The Royal Mail Steamer Titanic, the most glorious, ambitious and grandest ship to set sail in its time, was a floating city of hopes, dreams and boasts - emotions that would be dashed on that fateful night in April, 1912.

Titanic was a microcosm of Edwardian society, carrying as it did the very wealthiest people on the planet, the ambitious 'middling' sort and finally those with nothing but their dreams of starting a new life in America.

Some 2,200 souls from all these walks of life set sail from Southampton to New York, and Titanic The Musical relates their story through the prism of three very different social groups.

Three is a key number in Titanic The Musical for it is also the grouping that composer Maury Yeston chose to tell the tales of Captain, Owner, Architect, as well as Stoker, Lookout, Telegrapher.

Unlike the hit film of 1997, this is no glib tale of caricature villains and hopeless romantics, but of real-life people, heroic but flawed crew members and passengers who were caught up in the unthinkable, unsinkable Titanic.

Claire Machin plays Alice Beane, who in the second (middle) class of passengers is a social climber desperate to be seen with the privileged first class passengers such as Isidor and Ida Straus, the co-founders of the famous Macy's department store in New York City.

Although privileged, the devoted couple, touchingly played by Dudley Rogers and Judith Street, show their real worth on the night, choosing to die arm in arm, surely one of the true real-life love stories of Titanic.

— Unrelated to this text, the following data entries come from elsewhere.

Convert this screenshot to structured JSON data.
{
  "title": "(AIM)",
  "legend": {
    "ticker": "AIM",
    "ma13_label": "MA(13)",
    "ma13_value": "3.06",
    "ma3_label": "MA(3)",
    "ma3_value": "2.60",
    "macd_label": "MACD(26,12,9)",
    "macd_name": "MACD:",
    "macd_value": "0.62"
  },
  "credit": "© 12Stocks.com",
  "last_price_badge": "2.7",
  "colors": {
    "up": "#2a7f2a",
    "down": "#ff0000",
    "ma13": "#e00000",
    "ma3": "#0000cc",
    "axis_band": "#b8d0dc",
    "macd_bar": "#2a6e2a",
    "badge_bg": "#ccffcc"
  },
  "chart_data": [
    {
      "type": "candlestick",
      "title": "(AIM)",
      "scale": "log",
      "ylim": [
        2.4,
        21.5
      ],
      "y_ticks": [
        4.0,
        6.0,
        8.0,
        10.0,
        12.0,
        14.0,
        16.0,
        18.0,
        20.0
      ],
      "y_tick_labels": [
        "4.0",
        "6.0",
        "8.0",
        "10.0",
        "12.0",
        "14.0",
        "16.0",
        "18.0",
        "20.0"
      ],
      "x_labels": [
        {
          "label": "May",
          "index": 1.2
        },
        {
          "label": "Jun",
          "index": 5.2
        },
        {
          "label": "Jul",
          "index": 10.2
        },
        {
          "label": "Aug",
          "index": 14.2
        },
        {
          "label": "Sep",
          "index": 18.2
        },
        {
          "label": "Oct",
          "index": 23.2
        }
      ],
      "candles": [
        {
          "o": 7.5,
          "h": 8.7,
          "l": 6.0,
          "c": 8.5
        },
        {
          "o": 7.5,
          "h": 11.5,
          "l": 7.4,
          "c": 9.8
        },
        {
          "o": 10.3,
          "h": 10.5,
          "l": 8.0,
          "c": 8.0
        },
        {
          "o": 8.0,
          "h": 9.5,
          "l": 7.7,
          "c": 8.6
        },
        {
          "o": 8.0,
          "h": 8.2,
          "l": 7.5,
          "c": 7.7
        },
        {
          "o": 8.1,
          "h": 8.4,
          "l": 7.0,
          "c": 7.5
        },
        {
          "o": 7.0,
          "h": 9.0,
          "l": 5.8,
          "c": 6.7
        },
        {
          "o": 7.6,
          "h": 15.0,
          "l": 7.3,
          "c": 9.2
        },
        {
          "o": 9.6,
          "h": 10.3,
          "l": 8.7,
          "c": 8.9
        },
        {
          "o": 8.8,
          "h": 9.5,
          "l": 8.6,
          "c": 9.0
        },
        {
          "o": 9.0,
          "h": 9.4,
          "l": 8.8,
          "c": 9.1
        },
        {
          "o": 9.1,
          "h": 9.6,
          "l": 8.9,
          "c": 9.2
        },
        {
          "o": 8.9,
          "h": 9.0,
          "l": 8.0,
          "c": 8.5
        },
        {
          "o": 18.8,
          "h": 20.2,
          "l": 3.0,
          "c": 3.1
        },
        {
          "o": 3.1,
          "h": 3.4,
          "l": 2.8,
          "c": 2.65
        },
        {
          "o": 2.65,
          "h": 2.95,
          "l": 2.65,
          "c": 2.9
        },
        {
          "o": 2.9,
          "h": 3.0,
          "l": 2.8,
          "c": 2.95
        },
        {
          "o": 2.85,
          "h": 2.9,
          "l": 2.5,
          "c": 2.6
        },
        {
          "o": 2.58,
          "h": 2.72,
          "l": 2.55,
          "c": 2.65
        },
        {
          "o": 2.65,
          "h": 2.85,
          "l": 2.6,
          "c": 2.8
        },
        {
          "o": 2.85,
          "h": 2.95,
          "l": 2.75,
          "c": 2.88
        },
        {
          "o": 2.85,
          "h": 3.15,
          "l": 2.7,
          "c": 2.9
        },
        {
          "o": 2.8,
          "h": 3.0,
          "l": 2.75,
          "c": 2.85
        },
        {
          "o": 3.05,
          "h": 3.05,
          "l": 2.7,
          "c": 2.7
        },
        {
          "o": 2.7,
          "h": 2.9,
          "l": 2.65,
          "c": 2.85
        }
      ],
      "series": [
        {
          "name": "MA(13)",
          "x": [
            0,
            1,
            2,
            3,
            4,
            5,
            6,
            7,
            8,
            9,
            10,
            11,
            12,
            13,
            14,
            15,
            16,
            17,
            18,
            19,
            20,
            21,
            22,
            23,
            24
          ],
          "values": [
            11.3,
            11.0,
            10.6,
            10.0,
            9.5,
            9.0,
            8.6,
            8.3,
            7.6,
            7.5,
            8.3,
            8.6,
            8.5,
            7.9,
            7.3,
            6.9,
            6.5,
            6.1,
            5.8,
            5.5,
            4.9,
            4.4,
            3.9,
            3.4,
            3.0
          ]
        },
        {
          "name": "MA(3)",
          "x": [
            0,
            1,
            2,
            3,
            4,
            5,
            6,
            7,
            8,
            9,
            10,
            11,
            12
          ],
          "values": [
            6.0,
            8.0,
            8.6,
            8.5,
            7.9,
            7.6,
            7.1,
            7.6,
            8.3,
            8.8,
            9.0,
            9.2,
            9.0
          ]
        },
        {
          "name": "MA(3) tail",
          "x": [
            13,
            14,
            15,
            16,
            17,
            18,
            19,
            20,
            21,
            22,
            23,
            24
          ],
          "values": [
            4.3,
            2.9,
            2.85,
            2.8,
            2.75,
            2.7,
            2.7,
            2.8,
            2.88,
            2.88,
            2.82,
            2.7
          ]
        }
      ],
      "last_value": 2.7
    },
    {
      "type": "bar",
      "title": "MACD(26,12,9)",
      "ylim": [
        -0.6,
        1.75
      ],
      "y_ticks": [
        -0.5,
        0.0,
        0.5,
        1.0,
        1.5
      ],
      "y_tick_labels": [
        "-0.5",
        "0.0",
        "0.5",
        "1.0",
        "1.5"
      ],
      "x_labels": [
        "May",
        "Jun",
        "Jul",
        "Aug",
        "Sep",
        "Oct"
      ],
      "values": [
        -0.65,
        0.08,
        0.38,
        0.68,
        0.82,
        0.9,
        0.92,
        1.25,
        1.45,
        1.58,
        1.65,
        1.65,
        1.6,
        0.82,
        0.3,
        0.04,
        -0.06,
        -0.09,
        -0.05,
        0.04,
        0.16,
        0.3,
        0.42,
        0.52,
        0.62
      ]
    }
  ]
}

In steerage we see the story of three Irish lasses, each named Kate, dream their dreams of a new life in America with other hopeful souls in Third Class through the evocative song "Lady's Maid".

Emma Harrold, Devon-Elise Johnson and Victoria Serra play the would-be immigrants with a touching vivacity and warmth.

Nial Sheehy, as stoker Frederick Barrett, shares perhaps the most touching musical number of the evening alongside junior wireless operator Harold Bride (Oliver Marshall) in "The Proposal/The Night Was Alive" when Bride finds time to handle Barrett's proposal to his girlfriend.

It would be amiss to review any story of the Titanic without mentioning its gallant commander Captain Edward Smith, who like all true seamen, went down with his ship.

The story of Smith sits alongside that of the long-recognised real-life villain of the piece, J. Bruce Ismay, the managing director of the White Star Line, who put pressure on Smith to reach New York in record time.

Philip Rham as Smith, and Simon Green, as Ismay, work brilliantly together, as does Greg Castiglioni as ship's designer Thomas Andrews.

Music is the strand that binds these stories together from the rousing dance number of tthose first few days in "The Latest Rag", the frenzied panic of "Wake Up Wake Up" through to the tearful finale of "In Every Age".

Titanic The Musical is a thrilling, exciting and ultimately moving rendition of the mythic Titanic, a ship that was as Maury himself writes, "a magnificent dream underlying a magnificent failure."